Makhlouf admits to not being too familiar with Ireland culturally speaking before taking up his current role. “I’m a big rugby fan so I’ve been watching the Irish rugby team since the days of my teens.” He claims, diplomatically, that it’s a win-win situation now when Ireland play the All-Blacks.
He describes Ireland as “an incredibly dynamic place” and claims to be “very comfortable” living here. He likes to compare Ireland with New Zealand.
“The populations [in terms of size] are similar, the psychological power of agricultural is similar,” he says. “The narrative is almost that agriculture is the basis of the whole economy but actually it isn’t in either country.”
One big difference that he cites and a big factor economically between the two countries is the proximity to markets. “Everything from New Zealand is far away. Going to Australia is like crossing Europe,” he says. “In Ireland, our markets are here: that’s a massive advantage.”
The lack of focus on Asia is an issue that strikes him not just about Ireland, but Europe. “Economic growth in the 21st century is largely being driven out of Asia,” he says. “I’m not just talking about China which has huge growth potential still, I’m talking about the whole of Asia… The population of the Philippines is 100 million people, Vietnam is 80 million people, Thailand the same – these are places that have grown dramatically in the last 20 years.

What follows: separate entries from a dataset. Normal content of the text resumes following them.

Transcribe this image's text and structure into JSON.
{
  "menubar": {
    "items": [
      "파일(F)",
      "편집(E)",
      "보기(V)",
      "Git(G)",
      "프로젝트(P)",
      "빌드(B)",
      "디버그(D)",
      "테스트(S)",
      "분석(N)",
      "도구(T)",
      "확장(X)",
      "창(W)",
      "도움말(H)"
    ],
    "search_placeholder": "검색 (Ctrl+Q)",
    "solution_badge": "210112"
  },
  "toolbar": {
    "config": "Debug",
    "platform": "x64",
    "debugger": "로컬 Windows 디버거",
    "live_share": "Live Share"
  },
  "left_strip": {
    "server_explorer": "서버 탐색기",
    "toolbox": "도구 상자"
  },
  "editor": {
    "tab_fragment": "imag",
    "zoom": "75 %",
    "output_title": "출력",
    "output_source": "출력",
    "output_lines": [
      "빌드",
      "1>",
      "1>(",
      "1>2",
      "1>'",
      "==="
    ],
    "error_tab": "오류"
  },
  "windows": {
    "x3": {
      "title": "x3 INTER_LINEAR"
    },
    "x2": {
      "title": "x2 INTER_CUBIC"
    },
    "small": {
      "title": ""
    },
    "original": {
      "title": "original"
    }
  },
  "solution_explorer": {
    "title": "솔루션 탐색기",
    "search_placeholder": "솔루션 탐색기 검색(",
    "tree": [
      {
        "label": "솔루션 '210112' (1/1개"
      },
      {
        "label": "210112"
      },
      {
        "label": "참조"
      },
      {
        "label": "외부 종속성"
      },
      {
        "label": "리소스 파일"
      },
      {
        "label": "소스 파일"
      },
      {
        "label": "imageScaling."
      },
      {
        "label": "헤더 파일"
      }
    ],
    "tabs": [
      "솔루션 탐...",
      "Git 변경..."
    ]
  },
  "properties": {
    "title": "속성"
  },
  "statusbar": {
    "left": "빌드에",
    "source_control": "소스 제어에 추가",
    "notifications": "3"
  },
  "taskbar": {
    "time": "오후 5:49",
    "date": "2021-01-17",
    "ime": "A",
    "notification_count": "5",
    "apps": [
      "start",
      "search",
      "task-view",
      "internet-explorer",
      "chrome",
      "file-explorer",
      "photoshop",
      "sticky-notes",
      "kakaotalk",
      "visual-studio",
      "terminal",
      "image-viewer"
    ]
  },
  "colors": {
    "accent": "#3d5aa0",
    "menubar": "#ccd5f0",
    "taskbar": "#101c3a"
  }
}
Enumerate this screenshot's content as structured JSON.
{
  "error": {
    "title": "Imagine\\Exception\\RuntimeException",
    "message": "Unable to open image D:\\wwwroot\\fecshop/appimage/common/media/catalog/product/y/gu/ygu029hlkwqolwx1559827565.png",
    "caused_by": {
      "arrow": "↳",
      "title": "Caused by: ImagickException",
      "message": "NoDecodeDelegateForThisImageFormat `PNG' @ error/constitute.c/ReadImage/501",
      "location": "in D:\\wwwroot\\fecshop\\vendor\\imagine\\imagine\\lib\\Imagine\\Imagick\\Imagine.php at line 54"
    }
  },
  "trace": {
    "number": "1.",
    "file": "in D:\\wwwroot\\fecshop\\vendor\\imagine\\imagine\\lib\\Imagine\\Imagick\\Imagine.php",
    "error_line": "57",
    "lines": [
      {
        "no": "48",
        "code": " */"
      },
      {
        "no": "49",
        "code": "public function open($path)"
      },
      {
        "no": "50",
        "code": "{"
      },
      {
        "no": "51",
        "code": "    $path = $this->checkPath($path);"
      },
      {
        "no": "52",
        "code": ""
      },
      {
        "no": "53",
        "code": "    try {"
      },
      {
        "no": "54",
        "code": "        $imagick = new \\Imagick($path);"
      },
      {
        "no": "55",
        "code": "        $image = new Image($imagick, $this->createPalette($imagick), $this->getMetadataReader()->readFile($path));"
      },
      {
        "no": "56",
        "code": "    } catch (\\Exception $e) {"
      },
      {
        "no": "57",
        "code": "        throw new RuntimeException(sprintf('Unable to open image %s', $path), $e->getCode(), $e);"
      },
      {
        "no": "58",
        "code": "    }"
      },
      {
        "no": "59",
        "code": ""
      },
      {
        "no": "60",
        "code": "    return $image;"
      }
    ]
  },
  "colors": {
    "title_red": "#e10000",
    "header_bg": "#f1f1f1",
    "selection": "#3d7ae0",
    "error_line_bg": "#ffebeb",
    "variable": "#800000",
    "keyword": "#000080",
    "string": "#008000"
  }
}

“In New Zealand and Australia, they’re obsessed about these places and, from my perspective, understandly obsessed,” he says.
Perhaps that was in the mind of the Central Bank authorities when they appointed an Antipodean regulator.
CV
Name: Gabriel Makhlouf
Age: 63
Position: Governor, Central Bank of Ireland
Lives: Dublin
Family: Married
Something you might expect: A rugby fan and he likes travelling
Something that might surprise: I’m an Elton John fan, largely as a result of my wife’s influence.